Fear of hearing a fake name
My daughter’s first name carries the same initial as both our maternal grandmothers. Her middle name is her paternal great-grandmother’s first name.
When we chose her name, we thought lovingly and carefully with an ache to meet our daughter. When her name rolled off our tongues for the first time we cried because it was so beautiful.
The story of my daughter (she is ours but I do get a small sense of taking some power back when I say “my daughter”) has been written on these pages countless times. So often have I read the same story that I have wondered if I actually submitted it to PITT editors. It’s been a while since I have written one as I have gotten used to this bizarro reality. I gratefully have support from a team of moms who are also in this stupid boat.
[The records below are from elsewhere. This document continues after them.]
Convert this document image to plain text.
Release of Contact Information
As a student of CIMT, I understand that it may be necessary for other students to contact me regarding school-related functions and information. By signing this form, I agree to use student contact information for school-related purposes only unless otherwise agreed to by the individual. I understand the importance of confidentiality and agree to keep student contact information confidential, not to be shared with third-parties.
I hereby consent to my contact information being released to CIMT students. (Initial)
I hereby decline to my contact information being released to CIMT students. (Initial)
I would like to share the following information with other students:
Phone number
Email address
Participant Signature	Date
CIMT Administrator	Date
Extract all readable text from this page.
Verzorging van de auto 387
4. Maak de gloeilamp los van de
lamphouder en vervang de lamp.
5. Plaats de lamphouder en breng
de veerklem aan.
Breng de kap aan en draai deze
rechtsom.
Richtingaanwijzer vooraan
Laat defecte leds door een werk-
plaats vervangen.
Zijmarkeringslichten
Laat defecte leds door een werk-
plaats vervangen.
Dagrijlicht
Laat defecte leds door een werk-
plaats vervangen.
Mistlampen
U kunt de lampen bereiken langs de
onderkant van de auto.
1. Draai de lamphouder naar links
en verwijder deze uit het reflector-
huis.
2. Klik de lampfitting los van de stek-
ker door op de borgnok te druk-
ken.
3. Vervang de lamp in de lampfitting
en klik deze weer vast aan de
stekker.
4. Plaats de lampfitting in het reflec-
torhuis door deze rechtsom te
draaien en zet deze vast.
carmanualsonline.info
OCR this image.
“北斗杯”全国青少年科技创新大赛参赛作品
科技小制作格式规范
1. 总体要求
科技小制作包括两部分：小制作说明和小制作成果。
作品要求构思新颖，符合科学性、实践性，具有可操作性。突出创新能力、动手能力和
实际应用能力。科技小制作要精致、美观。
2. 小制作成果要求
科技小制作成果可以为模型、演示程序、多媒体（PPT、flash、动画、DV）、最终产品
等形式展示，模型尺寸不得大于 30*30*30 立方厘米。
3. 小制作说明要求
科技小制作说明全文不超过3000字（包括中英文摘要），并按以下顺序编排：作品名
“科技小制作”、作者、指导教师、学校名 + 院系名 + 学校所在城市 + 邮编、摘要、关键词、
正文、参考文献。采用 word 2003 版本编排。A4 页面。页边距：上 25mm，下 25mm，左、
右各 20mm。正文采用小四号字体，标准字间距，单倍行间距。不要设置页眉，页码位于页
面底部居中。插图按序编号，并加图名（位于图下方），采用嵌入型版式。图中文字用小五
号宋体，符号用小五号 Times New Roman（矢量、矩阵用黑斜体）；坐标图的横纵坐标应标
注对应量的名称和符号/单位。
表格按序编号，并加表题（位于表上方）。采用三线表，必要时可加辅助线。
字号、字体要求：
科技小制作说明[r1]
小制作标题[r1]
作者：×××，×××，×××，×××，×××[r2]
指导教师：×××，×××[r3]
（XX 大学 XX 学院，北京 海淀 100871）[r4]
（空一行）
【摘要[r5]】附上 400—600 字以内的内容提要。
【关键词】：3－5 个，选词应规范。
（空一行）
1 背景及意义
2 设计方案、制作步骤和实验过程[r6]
I am soul saved by friends and family who have known my girlie daughter for her entire life; a husband who is also gutted by this; and finally (finally!!) a perfect mix of prescribed antidepressants and wine (neither are covered by insurance).
I found out about her name change four years ago, almost to the day, when we were filling out college forms next to each other on the couch. She is graduating college in a few weeks and we are not inviting anyone. My fear of hearing a fake name called when she walks up to receive her diploma overshadows my pride and joy for this event. Another milestone wretched.
My sadness at hearing all her friends referring to her as “him” and with a different name prevents me from wanting to celebrate with other parents. Another gathering I don’t want to attend.
I am doing better. Now I am able to just look at her eyes when she is home and feel sorry for her and not physically sick. And I now use my hand to cover up her facial hair when we’re on FaceTime. My husband and I have both worked so hard to keep her close even when it was easier to give in. We don’t use any name at all except nicknames from when she was little. It’s been so brutal and I can honestly attest to the darkest nights of my soul - that dragged on for too long as I hoped to be taken out of it all. Her dad, who I thought would suffer a heart attack, is holding on to more hope than I do that this will be over soon for us.
We do not know if her college diploma will have the name we lovingly and thoughtfully gave her. I am afraid if I make a fuss at the school, I will ruin her college graduation when they announce the beautiful name. Either way it hurts.


I never thought in a million years my daughter would loathe her unique name that we spent so much time picking out. High school graduation was hard with her. She received the name print outs for her ceremony and they somehow never made it home to add into the invitations.
So I had to make my own. I never thought so much stress and anxiety would revolve around round a name.
When I hear the term deadname it’s a shot to my heart for myself and anyone out there who understands what this is doing to parents.
I understand how you are feeling.
For a while I thought I could somehow come to terms with my sons " new name". But over time I realized that it's just another chipping away and I can't go there anymore. He doesn't speak to us so when I talk to his siblings I use the name God gave him. We didn't even choose his name because it was something that happened miraculously while I was on a retreat. I feel like this is something I have to give to God. His name is not dead because it lives in the heart of his Savior and Father. I pray that somehow he will be touched and the work in his heart will be done to bring him back to the truth. All I have is prayer. And as I was praying this morning and I read what Jesus said about how He has overcome the world, I realize it's more than enough.